The target date I set when I began making plans to launch my first start-up, using my redundancy payout and a large lump of equity from my house sale. The idea had first nudged into my head on one of the nights when I was looking through an old photo album and I came across the scrapbooks and plans Ed and I had once put together. Our gift shop – the one we hoped would be the first of many – never happened after I became pregnant.
It might have taken me twenty years, but I finally get to live my dream, at a time in my life when I’d assumed there were no more surprises available to me, at least not nice ones. How wrong could I be.
Obviously, if I stop and think about what I’m doing for too long I feel mildly paralysed with terror. But, in those instances, I try and remember how I felt during some of those tennis matches last summer, when I was too fired up with adrenalin to hesitate. The ones when I was winning.
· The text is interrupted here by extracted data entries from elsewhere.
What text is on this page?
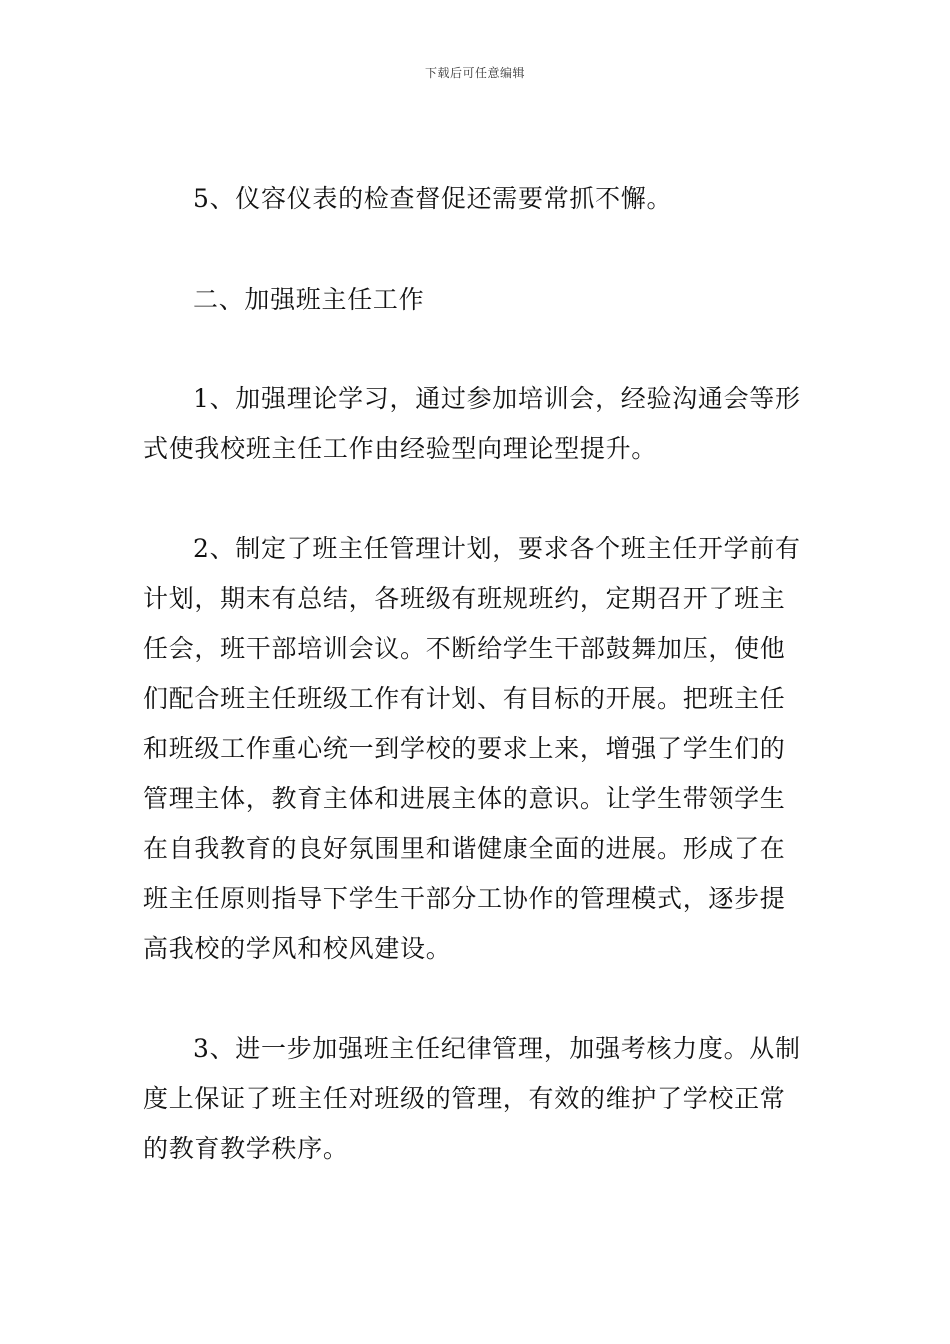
下载后可任意编辑
5、仪容仪表的检查督促还需要常抓不懈。
二、加强班主任工作
1、加强理论学习，通过参加培训会，经验沟通会等形
式使我校班主任工作由经验型向理论型提升。
2、制定了班主任管理计划，要求各个班主任开学前有
计划，期末有总结，各班级有班规班约，定期召开了班主
任会，班干部培训会议。不断给学生干部鼓舞加压，使他
们配合班主任班级工作有计划、有目标的开展。把班主任
和班级工作重心统一到学校的要求上来，增强了学生们的
管理主体，教育主体和进展主体的意识。让学生带领学生
在自我教育的良好氛围里和谐健康全面的进展。形成了在
班主任原则指导下学生干部分工协作的管理模式，逐步提
高我校的学风和校风建设。
3、进一步加强班主任纪律管理，加强考核力度。从制
度上保证了班主任对班级的管理，有效的维护了学校正常
的教育教学秩序。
Finding the premises felt like a gift from the gods, when the elderly owner of a dry-cleaning shop in the centre of the village decided to close it down. While this unfortunately means that the residents of Roebury have to drive five minutes more to get their trousers cleaned and pressed, I am hopeful that I will be forgiven when they see what’s in its place.
The shop is on course to be everything I ever dreamed it would be. Both elegant and quirky, selling everything from trinket plates painted with oriental birds to kitsch cocktailglasses reminiscent of a bygone age. The fit-out is almost complete, our supply chain is in place and there are now only a few finishing touches left before we open. The icing on the cake is that it’s not far from where I live. After the landlord in London was persuaded to end my tenancy agreement early (though not without a hefty financial sweetener on my part) I found a lovely three-bedroom apartment in a big Georgian house about seven minutes’ walk from Roebury tennis club.
A knock on the glass makes us both jump and a face appears at the window.